FIG. 1 is a longitudinal cross-sectional view of a probe according to an embodiment of the present invention, FIG. 2 is a cross-sectional view taken along the - line in FIG. 1, FIG. 3 is a bottom view of FIG. 1, and FIG. FIG. 5 is a perspective view showing the state of use of the conventional probe, and FIG. 5 is a longitudinal sectional view of the main parts of the conventional probe. Explanation of symbols, 11...Probe body, 12...
...Push button, 13...Lead pipe, 14...Conductor,
14a... Rear end portion, 14b... Clamping portion, 15...
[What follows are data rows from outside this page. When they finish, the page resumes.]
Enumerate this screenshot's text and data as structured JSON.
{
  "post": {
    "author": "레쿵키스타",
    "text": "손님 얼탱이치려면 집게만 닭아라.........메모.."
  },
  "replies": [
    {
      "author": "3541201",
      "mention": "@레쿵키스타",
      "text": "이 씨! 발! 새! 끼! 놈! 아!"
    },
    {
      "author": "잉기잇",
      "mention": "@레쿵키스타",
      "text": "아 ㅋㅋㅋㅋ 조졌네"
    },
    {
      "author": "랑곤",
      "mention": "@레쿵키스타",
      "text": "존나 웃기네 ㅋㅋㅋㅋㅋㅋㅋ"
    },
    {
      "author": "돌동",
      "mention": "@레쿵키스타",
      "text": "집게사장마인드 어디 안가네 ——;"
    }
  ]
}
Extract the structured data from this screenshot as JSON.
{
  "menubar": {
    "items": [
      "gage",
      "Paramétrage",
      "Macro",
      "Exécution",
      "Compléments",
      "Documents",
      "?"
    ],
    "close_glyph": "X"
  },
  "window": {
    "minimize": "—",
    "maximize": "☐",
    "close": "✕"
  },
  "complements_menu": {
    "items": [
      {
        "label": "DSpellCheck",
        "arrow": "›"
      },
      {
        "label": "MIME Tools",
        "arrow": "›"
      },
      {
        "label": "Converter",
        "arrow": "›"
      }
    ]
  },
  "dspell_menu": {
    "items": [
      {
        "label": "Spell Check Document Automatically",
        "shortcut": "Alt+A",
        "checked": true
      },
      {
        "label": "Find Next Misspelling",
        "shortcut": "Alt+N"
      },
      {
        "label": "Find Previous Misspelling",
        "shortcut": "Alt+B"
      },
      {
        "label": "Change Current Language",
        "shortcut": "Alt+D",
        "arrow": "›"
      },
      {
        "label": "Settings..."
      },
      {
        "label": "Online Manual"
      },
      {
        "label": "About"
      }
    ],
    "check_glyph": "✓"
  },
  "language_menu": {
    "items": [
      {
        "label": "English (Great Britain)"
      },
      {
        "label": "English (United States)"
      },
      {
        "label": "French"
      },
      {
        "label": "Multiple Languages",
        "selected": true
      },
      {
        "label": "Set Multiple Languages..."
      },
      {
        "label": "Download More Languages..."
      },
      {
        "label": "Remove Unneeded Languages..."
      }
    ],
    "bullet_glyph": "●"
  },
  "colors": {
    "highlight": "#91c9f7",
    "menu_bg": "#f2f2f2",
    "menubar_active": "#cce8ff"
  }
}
Spring, 16...Pin connector, 16a...
Base, 17... Thin film part, 18... IC or LSI, T
...Terminal.

Claims (1)

[Scope of utility model registration request] A pipe-shaped probe body made of insulating material,
A push button fitted to the rear end of the probe body so as to be slidable in the longitudinal direction of the probe body, a conductive lead pipe fitted and fixed inside the probe body; a wire-like conductor that is slidably inserted into a lead pipe and whose rear end is fixed inside the push button; and a spring that always biases the push button toward the rear side of the probe body; is provided with a pair of clamping parts at the tip of the lead pipe, and when the push button is moved toward the probe body against the spring, the pair of clamping parts protrude outward from the tip of the lead pipe. , open each other due to their respective elastic forces, and when the push button is moved toward the rear side of the probe body due to the force of the spring, the pair of clamping portions are drawn into the inside of the lead pipe, and the lead pipe The base of a pin connector that contacts the lead pipe is buried in the end of the probe body on the push button side, and the tip of the probe body has an elastic insulator that can be opened and closed. When the pair of clamping parts are drawn into the lead pipe, the insulating thin film part projects from the clamping parts to the distal end side in a reduced diameter state, and the insulating thin film part An electric measuring probe characterized in that the diameter of the thin film part is expanded by the clamping part when the clamping part protrudes to the outside of the lead pipe and is expanded, so that the outer side of the thin film part is insulated.